Engine troubles slowed them down on their journey, and despite their early start, the high tide had already come out when they reached the tiny island. 

“We were about a half mile off shore,” Sister Findlay said. “The water was too shallow to get the boat into where the wheelchair needed to be delivered.”

President Tune suggested they take the boat around the island to try and dock near the branch president’s house, which stood on a steeper slope. This allowed them to stop the boat only feet from the shore. President Tune called out to a woman on the beach and asked her to contact the branch president.

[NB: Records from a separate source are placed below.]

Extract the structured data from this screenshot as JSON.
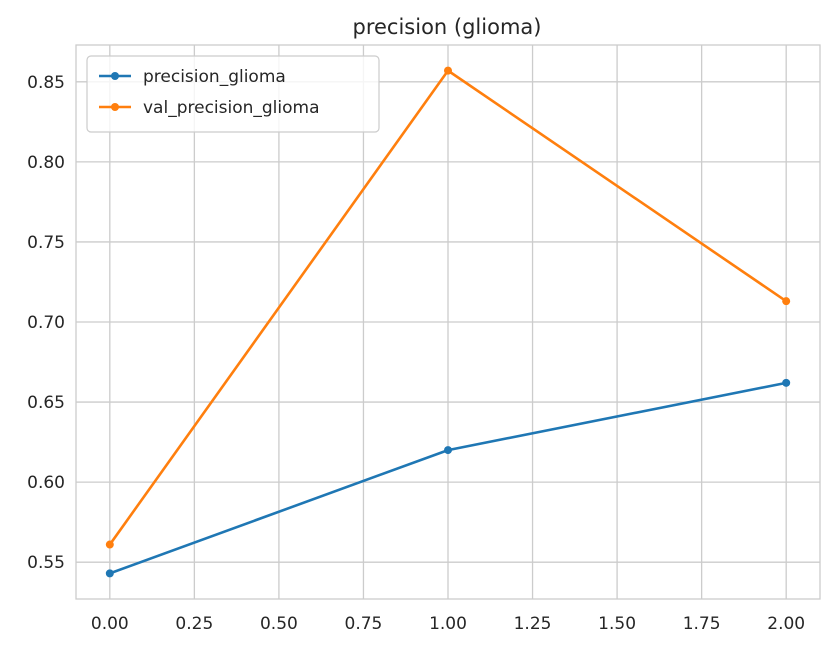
{
  "chart_data": {
    "type": "line",
    "title": "precision (glioma)",
    "xlabel": "",
    "ylabel": "",
    "xlim": [
      -0.1,
      2.1
    ],
    "ylim": [
      0.527,
      0.873
    ],
    "x_ticks": [
      0.0,
      0.25,
      0.5,
      0.75,
      1.0,
      1.25,
      1.5,
      1.75,
      2.0
    ],
    "x_tick_labels": [
      "0.00",
      "0.25",
      "0.50",
      "0.75",
      "1.00",
      "1.25",
      "1.50",
      "1.75",
      "2.00"
    ],
    "y_ticks": [
      0.55,
      0.6,
      0.65,
      0.7,
      0.75,
      0.8,
      0.85
    ],
    "y_tick_labels": [
      "0.55",
      "0.60",
      "0.65",
      "0.70",
      "0.75",
      "0.80",
      "0.85"
    ],
    "grid": true,
    "legend_position": "top-left",
    "x": [
      0,
      1,
      2
    ],
    "series": [
      {
        "name": "precision_glioma",
        "values": [
          0.543,
          0.62,
          0.662
        ],
        "color": "#1f77b4"
      },
      {
        "name": "val_precision_glioma",
        "values": [
          0.561,
          0.857,
          0.713
        ],
        "color": "#ff7f0e"
      }
    ]
  }
}
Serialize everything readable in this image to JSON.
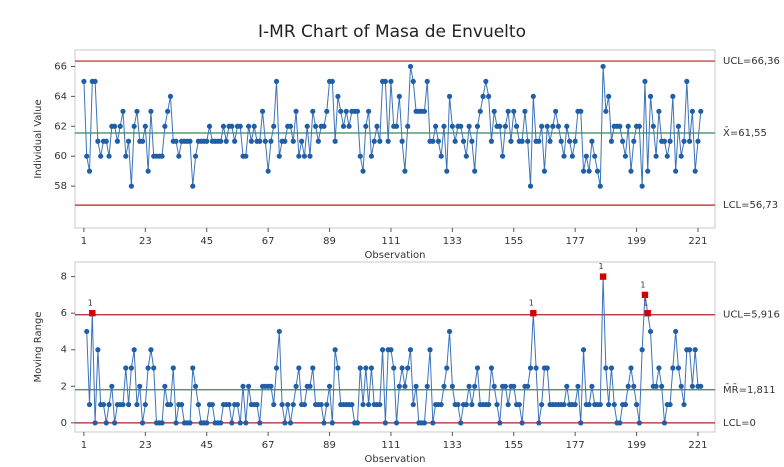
{
  "chart_data": [
    {
      "type": "line",
      "title": "I-MR Chart of Masa de Envuelto",
      "x_label": "Observation",
      "y_label": "Individual Value",
      "x": [
        1,
        2,
        3,
        4,
        5,
        6,
        7,
        8,
        9,
        10,
        11,
        12,
        13,
        14,
        15,
        16,
        17,
        18,
        19,
        20,
        21,
        22,
        23,
        24,
        25,
        26,
        27,
        28,
        29,
        30,
        31,
        32,
        33,
        34,
        35,
        36,
        37,
        38,
        39,
        40,
        41,
        42,
        43,
        44,
        45,
        46,
        47,
        48,
        49,
        50,
        51,
        52,
        53,
        54,
        55,
        56,
        57,
        58,
        59,
        60,
        61,
        62,
        63,
        64,
        65,
        66,
        67,
        68,
        69,
        70,
        71,
        72,
        73,
        74,
        75,
        76,
        77,
        78,
        79,
        80,
        81,
        82,
        83,
        84,
        85,
        86,
        87,
        88,
        89,
        90,
        91,
        92,
        93,
        94,
        95,
        96,
        97,
        98,
        99,
        100,
        101,
        102,
        103,
        104,
        105,
        106,
        107,
        108,
        109,
        110,
        111,
        112,
        113,
        114,
        115,
        116,
        117,
        118,
        119,
        120,
        121,
        122,
        123,
        124,
        125,
        126,
        127,
        128,
        129,
        130,
        131,
        132,
        133,
        134,
        135,
        136,
        137,
        138,
        139,
        140,
        141,
        142,
        143,
        144,
        145,
        146,
        147,
        148,
        149,
        150,
        151,
        152,
        153,
        154,
        155,
        156,
        157,
        158,
        159,
        160,
        161,
        162,
        163,
        164,
        165,
        166,
        167,
        168,
        169,
        170,
        171,
        172,
        173,
        174,
        175,
        176,
        177,
        178,
        179,
        180,
        181,
        182,
        183,
        184,
        185,
        186,
        187,
        188,
        189,
        190,
        191,
        192,
        193,
        194,
        195,
        196,
        197,
        198,
        199,
        200,
        201,
        202,
        203,
        204,
        205,
        206,
        207,
        208,
        209,
        210,
        211,
        212,
        213,
        214,
        215,
        216,
        217,
        218,
        219,
        220,
        221,
        222
      ],
      "values": [
        65,
        60,
        59,
        65,
        65,
        61,
        60,
        61,
        61,
        60,
        62,
        62,
        61,
        62,
        63,
        60,
        61,
        58,
        62,
        63,
        61,
        61,
        62,
        59,
        63,
        60,
        60,
        60,
        60,
        62,
        63,
        64,
        61,
        61,
        60,
        61,
        61,
        61,
        61,
        58,
        60,
        61,
        61,
        61,
        61,
        62,
        61,
        61,
        61,
        61,
        62,
        61,
        62,
        62,
        61,
        62,
        62,
        60,
        60,
        62,
        61,
        62,
        61,
        61,
        63,
        61,
        59,
        61,
        62,
        65,
        60,
        61,
        61,
        62,
        62,
        61,
        63,
        60,
        61,
        60,
        62,
        60,
        63,
        62,
        61,
        62,
        62,
        63,
        65,
        65,
        61,
        64,
        63,
        62,
        63,
        62,
        63,
        63,
        63,
        60,
        59,
        62,
        63,
        60,
        61,
        62,
        61,
        65,
        65,
        61,
        65,
        62,
        62,
        64,
        61,
        59,
        62,
        66,
        65,
        63,
        63,
        63,
        63,
        65,
        61,
        61,
        62,
        61,
        60,
        62,
        59,
        64,
        62,
        61,
        62,
        62,
        61,
        60,
        62,
        61,
        59,
        62,
        63,
        64,
        65,
        64,
        61,
        63,
        62,
        62,
        60,
        62,
        63,
        61,
        63,
        62,
        61,
        61,
        63,
        61,
        58,
        64,
        61,
        61,
        62,
        59,
        62,
        61,
        62,
        63,
        62,
        61,
        60,
        62,
        61,
        60,
        61,
        63,
        63,
        59,
        60,
        59,
        61,
        60,
        59,
        58,
        66,
        63,
        64,
        61,
        62,
        62,
        62,
        61,
        60,
        62,
        59,
        61,
        62,
        62,
        58,
        65,
        59,
        64,
        62,
        60,
        63,
        61,
        61,
        60,
        61,
        64,
        59,
        62,
        60,
        61,
        65,
        61,
        63,
        59,
        61,
        63
      ],
      "color": "#1f5fa8",
      "xlim": [
        -2.2,
        227.1
      ],
      "ylim": [
        55.2,
        67.1
      ],
      "xticks": [
        1,
        23,
        45,
        67,
        89,
        111,
        133,
        155,
        177,
        199,
        221
      ],
      "yticks": [
        58,
        60,
        62,
        64,
        66
      ],
      "limits": [
        {
          "label": "UCL=66,36",
          "value": 66.36,
          "color": "#b22222"
        },
        {
          "label": "X̄=61,55",
          "value": 61.55,
          "color": "#2e8b57"
        },
        {
          "label": "LCL=56,73",
          "value": 56.73,
          "color": "#b22222"
        }
      ]
    },
    {
      "type": "line",
      "x_label": "Observation",
      "y_label": "Moving Range",
      "flag_label": "1",
      "flag_color": "#d40000",
      "x": [
        2,
        3,
        4,
        5,
        6,
        7,
        8,
        9,
        10,
        11,
        12,
        13,
        14,
        15,
        16,
        17,
        18,
        19,
        20,
        21,
        22,
        23,
        24,
        25,
        26,
        27,
        28,
        29,
        30,
        31,
        32,
        33,
        34,
        35,
        36,
        37,
        38,
        39,
        40,
        41,
        42,
        43,
        44,
        45,
        46,
        47,
        48,
        49,
        50,
        51,
        52,
        53,
        54,
        55,
        56,
        57,
        58,
        59,
        60,
        61,
        62,
        63,
        64,
        65,
        66,
        67,
        68,
        69,
        70,
        71,
        72,
        73,
        74,
        75,
        76,
        77,
        78,
        79,
        80,
        81,
        82,
        83,
        84,
        85,
        86,
        87,
        88,
        89,
        90,
        91,
        92,
        93,
        94,
        95,
        96,
        97,
        98,
        99,
        100,
        101,
        102,
        103,
        104,
        105,
        106,
        107,
        108,
        109,
        110,
        111,
        112,
        113,
        114,
        115,
        116,
        117,
        118,
        119,
        120,
        121,
        122,
        123,
        124,
        125,
        126,
        127,
        128,
        129,
        130,
        131,
        132,
        133,
        134,
        135,
        136,
        137,
        138,
        139,
        140,
        141,
        142,
        143,
        144,
        145,
        146,
        147,
        148,
        149,
        150,
        151,
        152,
        153,
        154,
        155,
        156,
        157,
        158,
        159,
        160,
        161,
        162,
        163,
        164,
        165,
        166,
        167,
        168,
        169,
        170,
        171,
        172,
        173,
        174,
        175,
        176,
        177,
        178,
        179,
        180,
        181,
        182,
        183,
        184,
        185,
        186,
        187,
        188,
        189,
        190,
        191,
        192,
        193,
        194,
        195,
        196,
        197,
        198,
        199,
        200,
        201,
        202,
        203,
        204,
        205,
        206,
        207,
        208,
        209,
        210,
        211,
        212,
        213,
        214,
        215,
        216,
        217,
        218,
        219,
        220,
        221,
        222
      ],
      "values": [
        5,
        1,
        6,
        0,
        4,
        1,
        1,
        0,
        1,
        2,
        0,
        1,
        1,
        1,
        3,
        1,
        3,
        4,
        1,
        2,
        0,
        1,
        3,
        4,
        3,
        0,
        0,
        0,
        2,
        1,
        1,
        3,
        0,
        1,
        1,
        0,
        0,
        0,
        3,
        2,
        1,
        0,
        0,
        0,
        1,
        1,
        0,
        0,
        0,
        1,
        1,
        1,
        0,
        1,
        1,
        0,
        2,
        0,
        2,
        1,
        1,
        1,
        0,
        2,
        2,
        2,
        2,
        1,
        3,
        5,
        1,
        0,
        1,
        0,
        1,
        2,
        3,
        1,
        1,
        2,
        2,
        3,
        1,
        1,
        1,
        0,
        1,
        2,
        0,
        4,
        3,
        1,
        1,
        1,
        1,
        1,
        0,
        0,
        3,
        1,
        3,
        1,
        3,
        1,
        1,
        1,
        4,
        0,
        4,
        4,
        3,
        0,
        2,
        3,
        2,
        3,
        4,
        1,
        2,
        0,
        0,
        0,
        2,
        4,
        0,
        1,
        1,
        1,
        2,
        3,
        5,
        2,
        1,
        1,
        0,
        1,
        1,
        2,
        1,
        2,
        3,
        1,
        1,
        1,
        1,
        3,
        2,
        1,
        0,
        2,
        2,
        1,
        2,
        2,
        1,
        1,
        0,
        2,
        2,
        3,
        6,
        3,
        0,
        1,
        3,
        3,
        1,
        1,
        1,
        1,
        1,
        1,
        2,
        1,
        1,
        1,
        2,
        0,
        4,
        1,
        1,
        2,
        1,
        1,
        1,
        8,
        3,
        1,
        3,
        1,
        0,
        0,
        1,
        1,
        2,
        3,
        2,
        1,
        0,
        4,
        7,
        6,
        5,
        2,
        2,
        3,
        2,
        0,
        1,
        1,
        3,
        5,
        3,
        2,
        1,
        4,
        4,
        2,
        4,
        2,
        2
      ],
      "color": "#1f5fa8",
      "xlim": [
        -2.2,
        227.1
      ],
      "ylim": [
        -0.5,
        8.8
      ],
      "xticks": [
        1,
        23,
        45,
        67,
        89,
        111,
        133,
        155,
        177,
        199,
        221
      ],
      "yticks": [
        0,
        2,
        4,
        6,
        8
      ],
      "limits": [
        {
          "label": "UCL=5,916",
          "value": 5.916,
          "color": "#b22222"
        },
        {
          "label": "M̄R̄=1,811",
          "value": 1.811,
          "color": "#2e8b57"
        },
        {
          "label": "LCL=0",
          "value": 0,
          "color": "#b22222"
        }
      ]
    }
  ]
}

“[President Iou Teeta] arrived shortly and carried the wheelchair to shore and then the technician to shore,” Sister Findlay said. Then she explained, “The technician is an amputee who gets around amazingly well, but he cannot get his prosthetic leg wet.” 

President Iou Teeta of the Bonriki Branch on a small island in Kiribati came to the beach to help unload a wheelchair and carry it through the shallows.

Ms. Tebakaro herself waded in to the shore, and the group set off for the next village. The Findlays took the boat back out to sea to repair the motor, and they were finally able to go ashore themselves four hours later when the tide came in. 

Tekanan Tanintoa, a Latter-day Saint and double amputee, was “beyond thrilled” to receive the wheelchair. “She was sitting in the wheelchair chatting and giggling,” Sister Findlay said. “She was so very, very happy!”

Sister Tanintoa had not been able to attend church for months, but the wheelchair team took her to the Church building and showed her how the wheelchair would let her go upstairs to the chapel. When she reached the top, she laughed and told them that they would not have to assist her going down. “The Lord will help me,” she said.

President Tune returned to the outer island a few weeks later and learned that Sister Tanintoa was attending church again. He tried to visit her, but she wasn’t home—she was out in her wheelchair.